THE Thokozani Khupe-led MDC-T has been dragged into yet another fight, this time with coalition partner, Multiracial Christian Democrats (MCD), over the recent unilateral recall of MPs and subsequent nomination of their replacements.

MCD is party to the MDC loose pre-election merger with a handful opposition parties which were brought together under the Composite Political Cooperation Agreement (CPCA) of 2017.

Under the agreement, the parties resolved to support a common candidate for the presidential elections while also agreeing to field a single candidate from the different parties for parliamentary elections.

The agreement, according to the parties, still subsists.

However, MDC-T has gone ahead with the recall of MPs deemed hostile to Khupe’s authority and went on to choose new candidates to fill up the vacant posts.

Following the development, MCD has red-flagged its allies, bringing another episode to the opposition’s leadership soap opera.

The Christian Democrats’ chief convener, Mathias Guchutu told Friday a letter of complaint had been sent to MDC-T outlining their grievances.

“Indeed, we delivered the letter Wednesday which was received by Morgen Komichi as national chairman on behalf of MDC-T,” said Guchutu.

In the letter dated 27 August 2020, gleaned by this publication, the Christian Democrats wrote, “It is our opinion that MDC-T’s decision to unilaterally appoint proportional representatives (PR) without consulting alliance partners over the replacement of Manicaland and Midlands constituencies’ PR representatives is illegal and can be objected at the ZEC (Zimbabwe Electoral Commission).

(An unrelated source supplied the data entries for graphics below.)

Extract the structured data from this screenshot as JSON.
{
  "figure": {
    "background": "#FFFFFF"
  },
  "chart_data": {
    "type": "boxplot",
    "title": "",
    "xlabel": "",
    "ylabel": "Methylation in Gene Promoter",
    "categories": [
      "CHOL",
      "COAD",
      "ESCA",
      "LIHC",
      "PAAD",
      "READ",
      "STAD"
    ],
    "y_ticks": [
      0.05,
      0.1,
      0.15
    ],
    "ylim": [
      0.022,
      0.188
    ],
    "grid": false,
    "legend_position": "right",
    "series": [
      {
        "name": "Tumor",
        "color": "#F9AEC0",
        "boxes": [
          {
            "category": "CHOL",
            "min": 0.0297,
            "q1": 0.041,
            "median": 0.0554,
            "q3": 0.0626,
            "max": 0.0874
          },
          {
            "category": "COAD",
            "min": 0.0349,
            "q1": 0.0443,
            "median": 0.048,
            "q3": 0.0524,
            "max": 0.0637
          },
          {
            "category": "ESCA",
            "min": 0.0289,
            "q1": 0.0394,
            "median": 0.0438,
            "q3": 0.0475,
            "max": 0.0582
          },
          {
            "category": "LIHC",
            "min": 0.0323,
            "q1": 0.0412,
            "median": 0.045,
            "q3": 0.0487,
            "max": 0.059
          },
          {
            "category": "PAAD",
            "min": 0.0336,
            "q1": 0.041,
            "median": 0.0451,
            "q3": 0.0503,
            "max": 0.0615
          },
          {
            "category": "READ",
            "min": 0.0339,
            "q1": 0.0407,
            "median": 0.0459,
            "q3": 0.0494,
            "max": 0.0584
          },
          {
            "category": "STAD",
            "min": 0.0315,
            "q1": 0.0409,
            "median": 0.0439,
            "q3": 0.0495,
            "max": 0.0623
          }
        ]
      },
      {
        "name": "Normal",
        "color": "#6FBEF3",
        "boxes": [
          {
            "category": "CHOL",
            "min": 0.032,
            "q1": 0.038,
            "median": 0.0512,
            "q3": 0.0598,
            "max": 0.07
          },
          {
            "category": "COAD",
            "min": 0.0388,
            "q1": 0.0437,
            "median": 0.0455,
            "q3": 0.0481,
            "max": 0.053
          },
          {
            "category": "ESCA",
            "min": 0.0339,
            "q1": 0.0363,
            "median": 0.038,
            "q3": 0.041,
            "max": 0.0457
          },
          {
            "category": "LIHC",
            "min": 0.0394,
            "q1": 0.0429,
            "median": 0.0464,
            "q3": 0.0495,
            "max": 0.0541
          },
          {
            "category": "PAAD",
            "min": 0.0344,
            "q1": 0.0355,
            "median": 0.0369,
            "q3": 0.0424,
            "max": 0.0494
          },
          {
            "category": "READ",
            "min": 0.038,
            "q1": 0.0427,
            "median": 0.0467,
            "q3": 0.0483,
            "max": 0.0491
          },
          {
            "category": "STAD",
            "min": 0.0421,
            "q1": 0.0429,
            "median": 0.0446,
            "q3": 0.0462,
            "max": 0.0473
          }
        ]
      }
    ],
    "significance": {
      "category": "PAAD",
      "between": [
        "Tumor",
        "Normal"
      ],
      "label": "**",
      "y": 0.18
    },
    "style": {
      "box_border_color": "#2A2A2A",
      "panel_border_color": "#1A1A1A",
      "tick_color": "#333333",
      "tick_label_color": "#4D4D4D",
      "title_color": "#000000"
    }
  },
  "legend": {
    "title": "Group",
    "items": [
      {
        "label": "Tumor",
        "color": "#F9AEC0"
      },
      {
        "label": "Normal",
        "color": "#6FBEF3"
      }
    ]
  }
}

“Please note that although ZEC has given 14 days to lodge complaints, we feel as alliance partners, we need to engage you first on the matter before we approach ZEC.”

According to section 4 (3)(10)(e) of the cooperation agreement entered prior to the 2018 harmonised elections, Christian Democrats were entitled to nominate a candidate to contest the Gutu Central parliamentary seat under the MDC-T banner, and have another candidate on the PR list of MDC-T in Midlands province.

A similar arrangement was entered into between MDC-T and Zanu Ndonga, which was supposed to field a candidate in Chipinge Central and nominate one person as a PR representative for Manicaland and another to be seconded to the Manicaland provincial council.

Added Guchutu, “It’s a cause for concern that MDC-T did not even entertain the courtesy of, at least, informing the alliance partners of their notice to fill parly vacancies following recent recalls of MPs.”

A fortnight ago, Zimbabwe People First (ZimPF) also wrote a letter demanding a share of the $1 million allocated to MDC-T through the Political Parties Finance Act.

ZimPF cited its role in mobilising voters to rally behind the grouping of opposition political formations ahead of the elections.